Q: What networks are supported?

A: Ethereum Mainnet, Arbitrum, Optimism, Base, and Avalanche. Check Contract Addresses for specific deployments.

Q: Can users withdraw instantly?

A: Most vaults use delayed withdrawals (one to five business days). Some may support instant withdrawals. Check your specific vault configuration.

Q: What wallet libraries should I use?

A: We recommend wagmi or viem for React apps. Any library that supports standard Web3 interactions works.

Q: How do I handle native ETH deposits?

A: Most vaults require WETH (wrapped ETH). You can auto-wrap ETH to WETH in your UI, or use the Teller's native ETH support if available.

Q: What about gas fees?

A: Users pay their own gas fees. Make sure they have enough ETH for gas in addition to their deposit amount.

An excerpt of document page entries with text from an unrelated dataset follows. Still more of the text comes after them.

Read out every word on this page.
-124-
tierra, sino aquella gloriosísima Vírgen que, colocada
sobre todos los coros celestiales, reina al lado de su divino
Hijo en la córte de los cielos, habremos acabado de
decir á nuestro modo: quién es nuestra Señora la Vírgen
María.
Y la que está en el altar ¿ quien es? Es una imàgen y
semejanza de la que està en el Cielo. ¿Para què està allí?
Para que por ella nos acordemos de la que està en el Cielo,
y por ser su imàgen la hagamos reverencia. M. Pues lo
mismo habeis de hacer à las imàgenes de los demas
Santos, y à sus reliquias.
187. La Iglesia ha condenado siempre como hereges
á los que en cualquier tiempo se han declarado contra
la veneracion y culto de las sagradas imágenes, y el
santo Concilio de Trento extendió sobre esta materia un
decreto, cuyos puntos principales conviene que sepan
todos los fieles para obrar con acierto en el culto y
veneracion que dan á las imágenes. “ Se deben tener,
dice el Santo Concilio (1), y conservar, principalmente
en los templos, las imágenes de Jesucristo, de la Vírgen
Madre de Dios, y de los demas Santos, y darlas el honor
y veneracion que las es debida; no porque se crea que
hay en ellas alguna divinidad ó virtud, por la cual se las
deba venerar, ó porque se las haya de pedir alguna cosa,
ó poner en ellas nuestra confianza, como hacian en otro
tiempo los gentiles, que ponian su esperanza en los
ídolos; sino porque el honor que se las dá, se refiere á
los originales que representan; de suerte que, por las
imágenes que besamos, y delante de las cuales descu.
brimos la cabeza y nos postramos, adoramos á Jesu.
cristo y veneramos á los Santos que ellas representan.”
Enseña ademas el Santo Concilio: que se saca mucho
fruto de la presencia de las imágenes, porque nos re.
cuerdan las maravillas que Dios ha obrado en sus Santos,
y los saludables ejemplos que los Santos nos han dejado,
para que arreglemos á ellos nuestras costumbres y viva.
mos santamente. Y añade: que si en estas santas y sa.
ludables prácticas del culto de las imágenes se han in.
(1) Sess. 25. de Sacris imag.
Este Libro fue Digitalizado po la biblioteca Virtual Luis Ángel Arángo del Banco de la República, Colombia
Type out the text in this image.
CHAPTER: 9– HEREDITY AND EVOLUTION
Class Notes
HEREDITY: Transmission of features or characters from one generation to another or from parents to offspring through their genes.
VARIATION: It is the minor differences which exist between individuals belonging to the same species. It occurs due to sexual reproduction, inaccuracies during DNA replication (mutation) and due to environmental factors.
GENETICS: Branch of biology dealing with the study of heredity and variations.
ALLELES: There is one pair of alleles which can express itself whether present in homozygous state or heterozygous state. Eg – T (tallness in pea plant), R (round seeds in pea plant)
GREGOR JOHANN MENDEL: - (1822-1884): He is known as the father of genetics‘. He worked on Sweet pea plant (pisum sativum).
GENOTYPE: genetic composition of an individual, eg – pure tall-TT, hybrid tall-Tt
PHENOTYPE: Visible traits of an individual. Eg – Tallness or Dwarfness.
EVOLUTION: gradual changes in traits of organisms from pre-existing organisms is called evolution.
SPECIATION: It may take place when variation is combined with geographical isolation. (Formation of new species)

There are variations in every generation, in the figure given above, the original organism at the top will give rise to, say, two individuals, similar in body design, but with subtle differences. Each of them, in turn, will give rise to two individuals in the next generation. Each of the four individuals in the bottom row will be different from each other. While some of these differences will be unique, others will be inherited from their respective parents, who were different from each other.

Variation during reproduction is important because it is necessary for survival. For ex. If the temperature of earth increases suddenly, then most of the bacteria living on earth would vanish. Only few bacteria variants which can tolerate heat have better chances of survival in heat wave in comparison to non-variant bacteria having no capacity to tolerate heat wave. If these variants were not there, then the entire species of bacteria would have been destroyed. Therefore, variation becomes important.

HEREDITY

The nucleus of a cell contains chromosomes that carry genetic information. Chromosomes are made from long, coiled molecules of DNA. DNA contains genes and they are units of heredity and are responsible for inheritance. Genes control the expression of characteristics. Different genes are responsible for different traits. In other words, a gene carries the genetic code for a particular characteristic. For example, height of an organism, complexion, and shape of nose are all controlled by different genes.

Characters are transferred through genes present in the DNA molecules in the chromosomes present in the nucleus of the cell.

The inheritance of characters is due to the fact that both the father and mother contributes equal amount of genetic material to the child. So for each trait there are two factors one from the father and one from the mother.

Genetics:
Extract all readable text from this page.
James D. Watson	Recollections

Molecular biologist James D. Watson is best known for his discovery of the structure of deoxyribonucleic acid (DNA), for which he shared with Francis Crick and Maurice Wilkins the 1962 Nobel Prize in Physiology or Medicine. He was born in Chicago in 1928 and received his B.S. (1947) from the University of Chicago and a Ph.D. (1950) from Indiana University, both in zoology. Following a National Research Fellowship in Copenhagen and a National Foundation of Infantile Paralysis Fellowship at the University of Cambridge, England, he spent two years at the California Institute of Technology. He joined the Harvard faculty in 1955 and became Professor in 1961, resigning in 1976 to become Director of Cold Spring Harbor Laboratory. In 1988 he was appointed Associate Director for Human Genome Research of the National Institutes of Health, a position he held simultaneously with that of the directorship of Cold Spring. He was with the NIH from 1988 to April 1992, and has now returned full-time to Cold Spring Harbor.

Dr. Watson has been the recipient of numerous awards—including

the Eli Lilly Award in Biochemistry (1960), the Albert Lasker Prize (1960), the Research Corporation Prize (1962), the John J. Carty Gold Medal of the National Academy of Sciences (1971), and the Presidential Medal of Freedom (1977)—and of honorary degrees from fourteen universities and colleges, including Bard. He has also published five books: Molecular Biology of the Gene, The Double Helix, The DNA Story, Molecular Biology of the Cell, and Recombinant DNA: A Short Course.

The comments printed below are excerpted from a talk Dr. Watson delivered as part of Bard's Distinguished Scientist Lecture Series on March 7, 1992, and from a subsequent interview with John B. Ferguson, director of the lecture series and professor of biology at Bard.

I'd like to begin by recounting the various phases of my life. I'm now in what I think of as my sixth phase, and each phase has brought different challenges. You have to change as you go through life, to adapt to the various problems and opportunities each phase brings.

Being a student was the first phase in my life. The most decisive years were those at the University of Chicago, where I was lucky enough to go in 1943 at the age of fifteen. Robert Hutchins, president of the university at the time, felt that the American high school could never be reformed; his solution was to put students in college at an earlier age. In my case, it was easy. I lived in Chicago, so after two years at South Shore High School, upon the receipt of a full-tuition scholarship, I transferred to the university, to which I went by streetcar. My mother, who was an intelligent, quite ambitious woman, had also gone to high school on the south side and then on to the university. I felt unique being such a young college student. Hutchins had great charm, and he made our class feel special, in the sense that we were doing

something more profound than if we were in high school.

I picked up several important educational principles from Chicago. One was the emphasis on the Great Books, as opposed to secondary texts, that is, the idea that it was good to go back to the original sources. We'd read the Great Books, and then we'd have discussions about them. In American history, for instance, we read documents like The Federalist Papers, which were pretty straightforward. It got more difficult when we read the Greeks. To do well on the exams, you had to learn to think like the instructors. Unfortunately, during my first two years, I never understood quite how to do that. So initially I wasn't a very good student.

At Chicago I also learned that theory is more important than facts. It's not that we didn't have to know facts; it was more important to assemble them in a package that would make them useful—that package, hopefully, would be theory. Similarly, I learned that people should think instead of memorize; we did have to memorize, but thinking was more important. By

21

Q: How do I calculate APY to display?

A: Coinchange typically provides APY data via API or you can calculate based on historical share price changes. Contact your partnership manager for APY data source.

Q: Can vault strategies lose money?

A: Yes. Share price can decrease if strategies lose value. Always show risk disclosures and never guarantee returns.

Q: What if a transaction fails?

A: Common reasons: insufficient gas, slippage too low, user not whitelisted, shares locked. Check error messages and provide user guidance.

Q: Do I need to integrate all contracts?

A: At minimum: BoringVault (shares), Teller (deposit), Accountant (rate).